A l’heure où sont écrites ces lignes, un embouteillage sans précédent s’est formé à l’entrée du port de conteneurs de Los Angeles, qui va mettre plusieurs mois à se débloquer. Ces bouchons se combinent à l’insuffisance du nombre total de conteneurs pour transporter les produits asiatiques, surtout chinois, dont la demande a explosé depuis fin 2020 après un semestre de blocage. Le prix d’un conteneur maritime a décuplé, ou bien plus encore : le conteneur Shanghai/Rotterdam a augmenté de 659% !

Des pénuries de cadeaux de Noël, de papier-toilette, suivies ou accompagnées de hausse erratiques des prix, sont à prévoir. La Grande-Bretagne est particulièrement frappée, car cette situation s’y combine au Brexit et à l’exode des travailleurs étrangers venus d’Europe.
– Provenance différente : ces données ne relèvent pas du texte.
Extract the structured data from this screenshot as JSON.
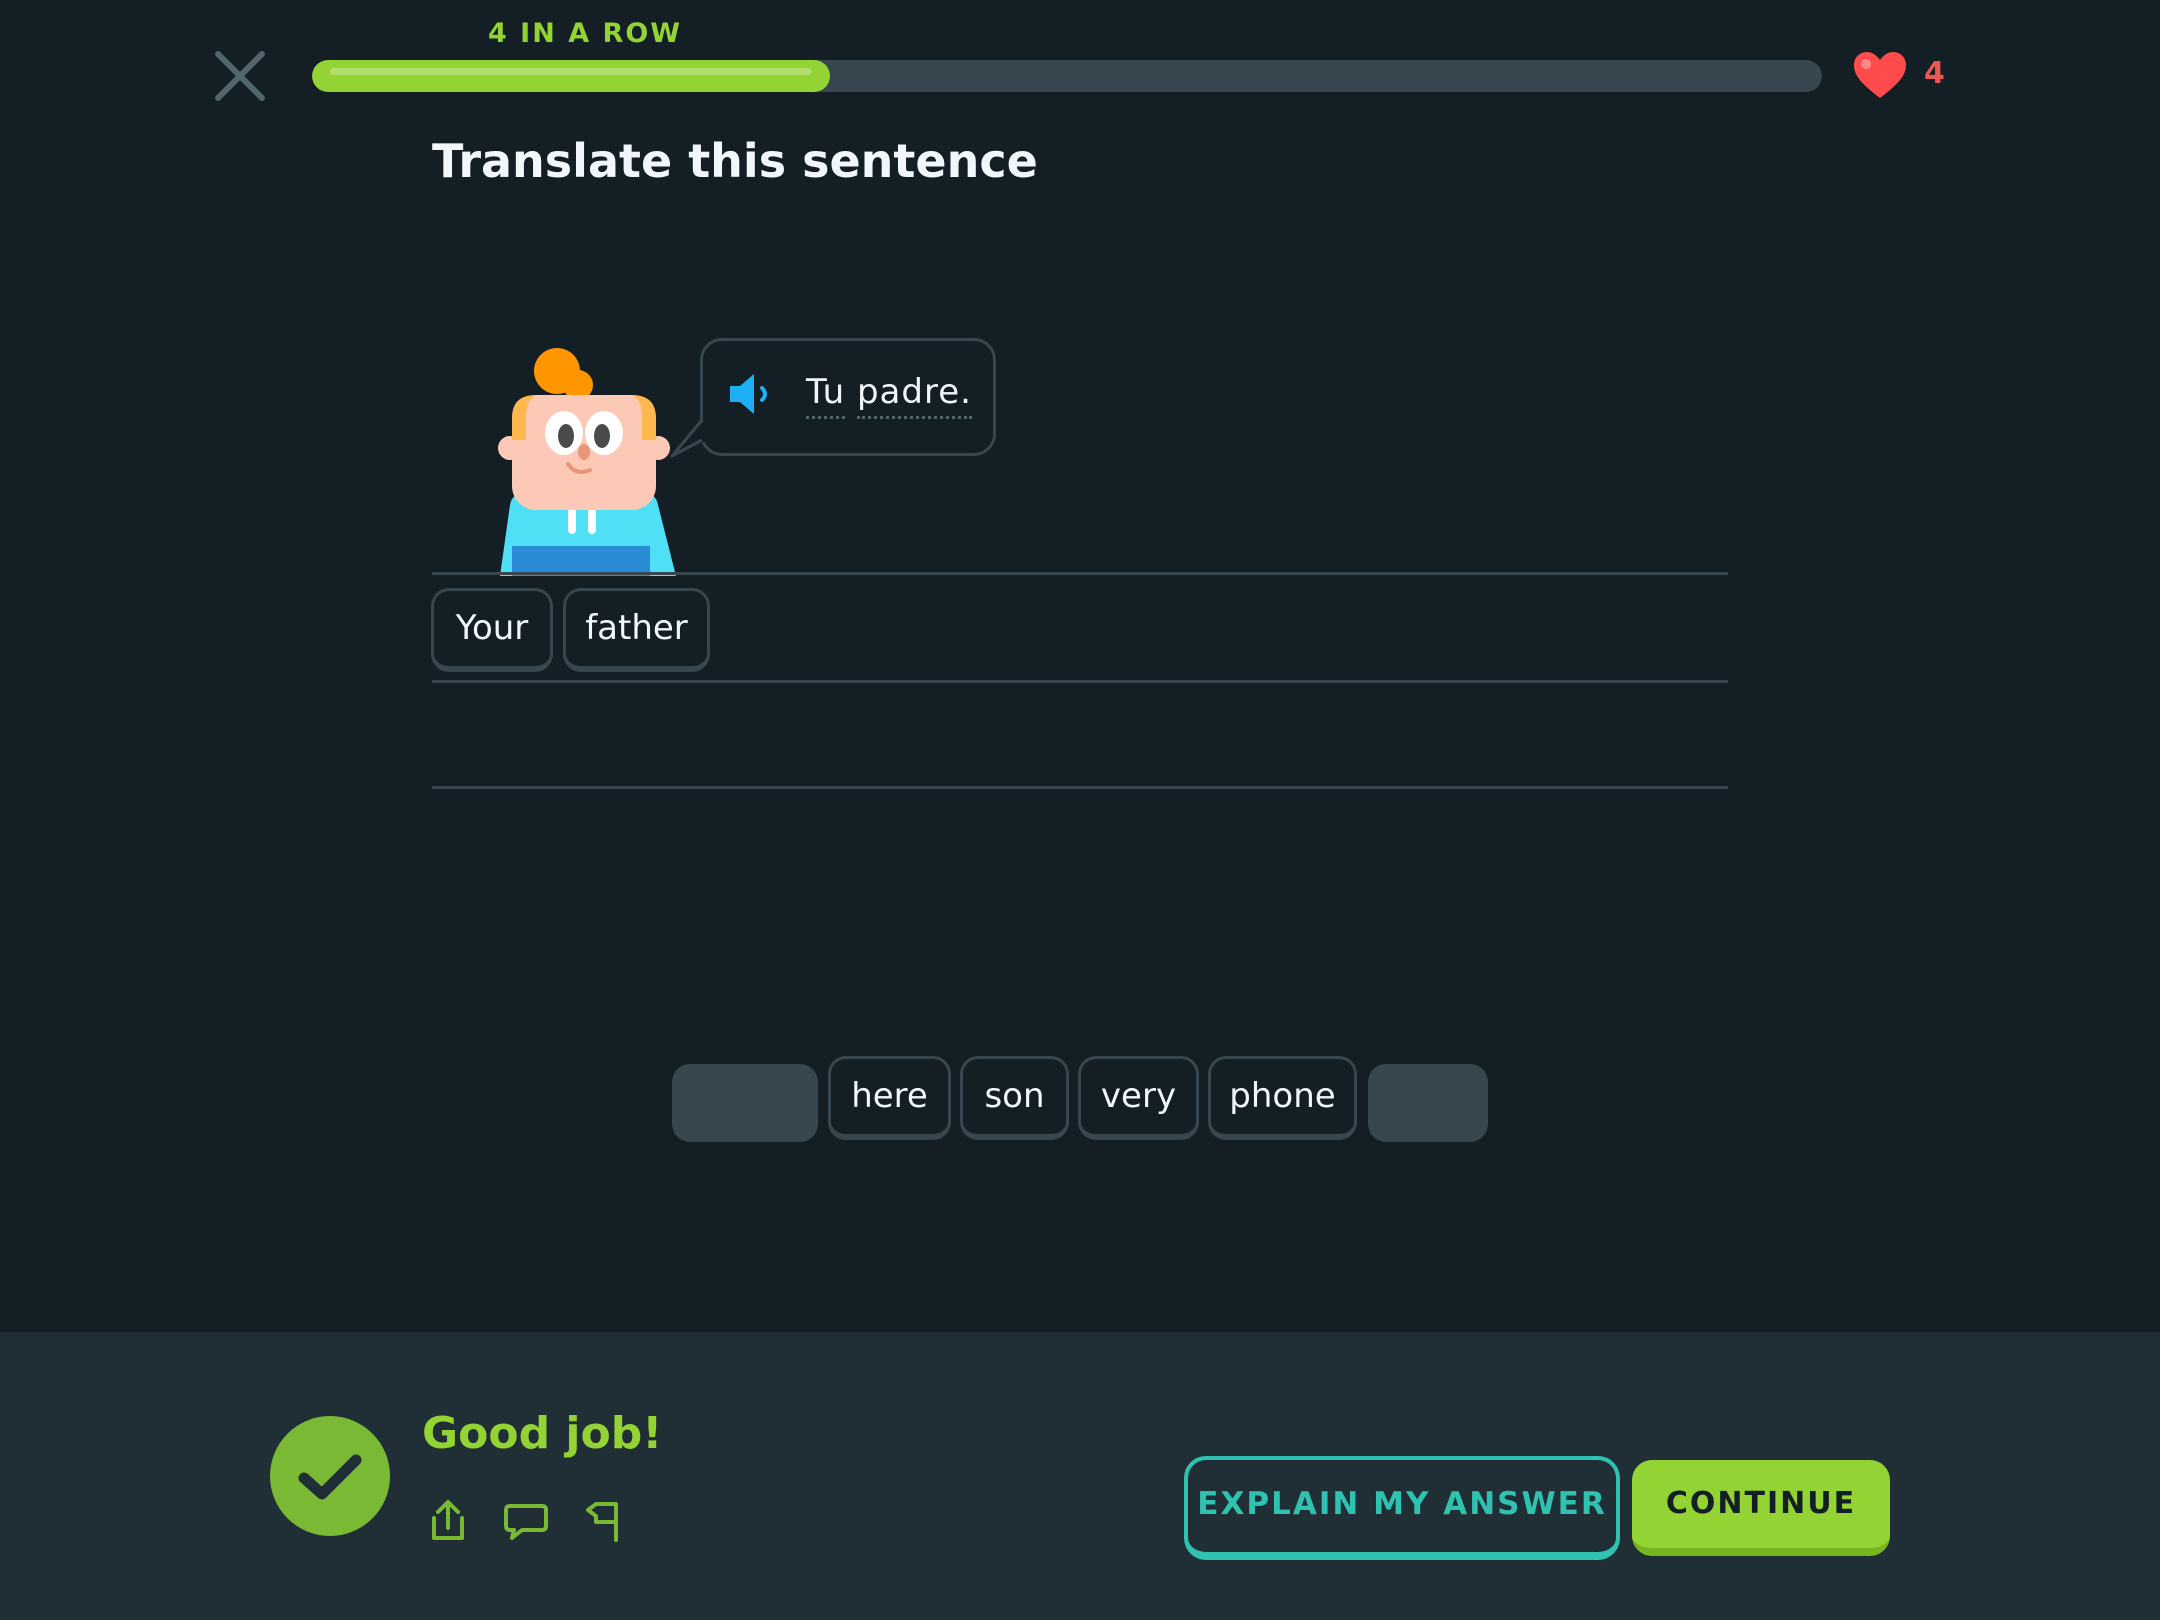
{
  "header": {
    "streak_label": "4 IN A ROW",
    "progress": 0.343,
    "hearts_count": "4",
    "accent_color": "#93d333",
    "heart_color": "#ff4b4b"
  },
  "exercise": {
    "title": "Translate this sentence",
    "prompt_words": [
      "Tu",
      "padre."
    ]
  },
  "answer": {
    "selected_tiles": [
      "Your",
      "father"
    ]
  },
  "word_bank": {
    "tiles": [
      {
        "label": "",
        "used": true
      },
      {
        "label": "here",
        "used": false
      },
      {
        "label": "son",
        "used": false
      },
      {
        "label": "very",
        "used": false
      },
      {
        "label": "phone",
        "used": false
      },
      {
        "label": "",
        "used": true
      }
    ]
  },
  "feedback": {
    "message": "Good job!",
    "explain_label": "EXPLAIN MY ANSWER",
    "continue_label": "CONTINUE",
    "icons": [
      "share-icon",
      "comment-icon",
      "flag-icon"
    ]
  }
}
La finance et le crédit sont les domaines qui unifient les contradictions de l’accumulation du capital, les atténuant d’abord pour les aggraver ensuite. Les crises du moment présent n’ont pas, ou pas tout à fait, atteint les bourses, et donc les Pythies du capital sont « optimistes » puisque « les affaires » vont bon train. Pour combien de temps ?

L’alerte arrive par l’immobilier. Les prix fonciers, immobiliers et les loyers sont mondialement élevés, aggravant les difficultés des prolétaires, mais le dégonflage de la bulle a commencé en Chine – où la bulle, en monnaie et en béton, a joué le rôle global clef pour atténuer la crise financière de 2008. Politique impérialiste prévoyante, et nullement « retour au communisme », et politique combinée à l’expansionnisme financier et capitalistique des « nouvelles routes de la soie » et autres.
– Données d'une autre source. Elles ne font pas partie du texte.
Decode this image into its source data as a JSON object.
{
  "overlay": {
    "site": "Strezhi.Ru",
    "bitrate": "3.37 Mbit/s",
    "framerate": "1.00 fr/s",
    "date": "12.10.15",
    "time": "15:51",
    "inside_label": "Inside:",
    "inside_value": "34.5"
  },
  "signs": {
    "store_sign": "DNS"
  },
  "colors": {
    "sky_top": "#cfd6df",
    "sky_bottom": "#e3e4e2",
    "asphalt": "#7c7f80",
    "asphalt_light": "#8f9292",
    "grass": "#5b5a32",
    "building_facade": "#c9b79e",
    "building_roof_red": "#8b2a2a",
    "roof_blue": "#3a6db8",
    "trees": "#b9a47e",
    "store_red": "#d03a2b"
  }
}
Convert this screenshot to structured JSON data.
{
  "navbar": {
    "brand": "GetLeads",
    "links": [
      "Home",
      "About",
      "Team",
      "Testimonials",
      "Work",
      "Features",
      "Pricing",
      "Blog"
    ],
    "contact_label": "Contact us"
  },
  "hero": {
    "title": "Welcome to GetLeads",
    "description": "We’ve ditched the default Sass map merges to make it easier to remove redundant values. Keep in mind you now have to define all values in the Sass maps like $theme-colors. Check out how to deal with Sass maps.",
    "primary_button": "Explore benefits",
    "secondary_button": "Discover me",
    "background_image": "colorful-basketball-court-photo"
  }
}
A cette juxtaposition – crise alimentaire, crise énergétique, crise des semi-conducteurs, crise du fret, crise immobilière par où l’unification des autres crises menace …- s’ajoute un phénomène inédit à cette échelle : la pénurie de main-d’œuvre. Le patronat français ne manque pas de dire que c’est à cause de la « formation pas adaptée », c’est-à-dire de l’école publique, et réclame plus d’ « alternance », c’est-à-dire de main-d’œuvre gratuite, mais le phénomène est en fait européen et nord-américain, le plus fort, là encore, en Grande-Bretagne où Thatcher avait pourtant « adapté l’offre de formation » comme on dit au MEDEF !

Les offres d’emplois ne se situent guère dans les secteurs productifs de marchandises, mais surtout dans les services : d’après la note de Patrick Artus, économiste de l’agence Natixis, de début octobre, intitulée Pourquoi une crise sociale est probable en France, la productivité industrielle élevée « déforme la structure des emplois vers des emplois de services peu sophistiqués de salaires faibles ». La « crise de la main-d’œuvre » frappe de plein fouet l’hôtellerie-restauration, le bâtiment, la logistique.
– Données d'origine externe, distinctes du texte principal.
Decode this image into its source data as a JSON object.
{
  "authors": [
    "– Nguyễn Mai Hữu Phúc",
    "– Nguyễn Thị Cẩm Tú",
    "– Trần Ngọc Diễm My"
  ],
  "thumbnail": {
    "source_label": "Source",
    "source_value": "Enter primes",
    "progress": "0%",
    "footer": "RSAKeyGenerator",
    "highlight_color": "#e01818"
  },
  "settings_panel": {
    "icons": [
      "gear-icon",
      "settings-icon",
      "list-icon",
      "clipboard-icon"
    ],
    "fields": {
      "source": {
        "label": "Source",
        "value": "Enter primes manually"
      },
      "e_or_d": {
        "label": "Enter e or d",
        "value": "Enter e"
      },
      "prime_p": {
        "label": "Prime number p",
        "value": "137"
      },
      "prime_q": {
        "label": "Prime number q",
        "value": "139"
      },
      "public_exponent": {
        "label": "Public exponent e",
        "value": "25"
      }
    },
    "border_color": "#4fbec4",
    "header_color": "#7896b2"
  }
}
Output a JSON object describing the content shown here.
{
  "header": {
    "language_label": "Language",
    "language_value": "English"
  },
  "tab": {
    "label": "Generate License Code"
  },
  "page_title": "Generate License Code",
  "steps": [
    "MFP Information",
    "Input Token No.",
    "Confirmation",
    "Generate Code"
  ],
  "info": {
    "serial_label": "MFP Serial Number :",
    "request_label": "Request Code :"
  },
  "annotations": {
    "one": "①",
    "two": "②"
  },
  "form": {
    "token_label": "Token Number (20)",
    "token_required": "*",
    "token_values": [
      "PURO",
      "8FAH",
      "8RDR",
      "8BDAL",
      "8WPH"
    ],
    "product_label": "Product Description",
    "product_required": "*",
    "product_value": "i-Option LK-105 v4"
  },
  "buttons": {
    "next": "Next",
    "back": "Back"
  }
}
Le refus de fait de la masse des jeunes (et de bien des moins jeunes) d’aller vers des « boulots de merde », alors que les services à la personne, la culture, la santé, l’enseignement, l’environnement, pourraient attirer des millions de jeunes travailleuses et travailleurs motivés par ces domaines si ces métiers étaient reconnus et bien payés, chose impossible dans le capitalisme, est un fait fondamental qui va au-delà des « crises » précédemment énumérées.

L’état-d’esprit de la jeunesse et de millions de moins jeunes ne prête aucune perspective d’avenir positive à ce système social. A ce stade de ce petit article, il est temps de dire que bien entendu, ni le réchauffement climatique, ni la pandémie, n’ont été et ne sont des phénomènes exogènes au capitalisme.

La crise climatique (qui n’est pas la seule crise biochimique globale causée par le capital, il s’agit en fait d’une combinaison de processus) est due à la combustion des hydrocarbures, qui a été jusqu’à aujourd’hui le moyen clef de faire baisser la valeur du capital constant (matériel, machines, matières premières), préservant ainsi le taux général de profit. Bien entendu, cette fonction capitale (c’est le cas de le dire !) n’a pas fait l’objet d’un choix conscient. Aujourd’hui, ce n’est pas la crise climatique qui inquiète les capitalistes, c’est le fait que l’énergie, en raison de cette crise, et en raison de la protestation sociale montante, pourrait ne plus être pour eux, collectivement, une « économie », et devenir un « coût ». C’est cela qui donne un cachet particulier à la crise énergétique actuelle, appelée, dans le langage idéologique dominant, « transition énergétique ».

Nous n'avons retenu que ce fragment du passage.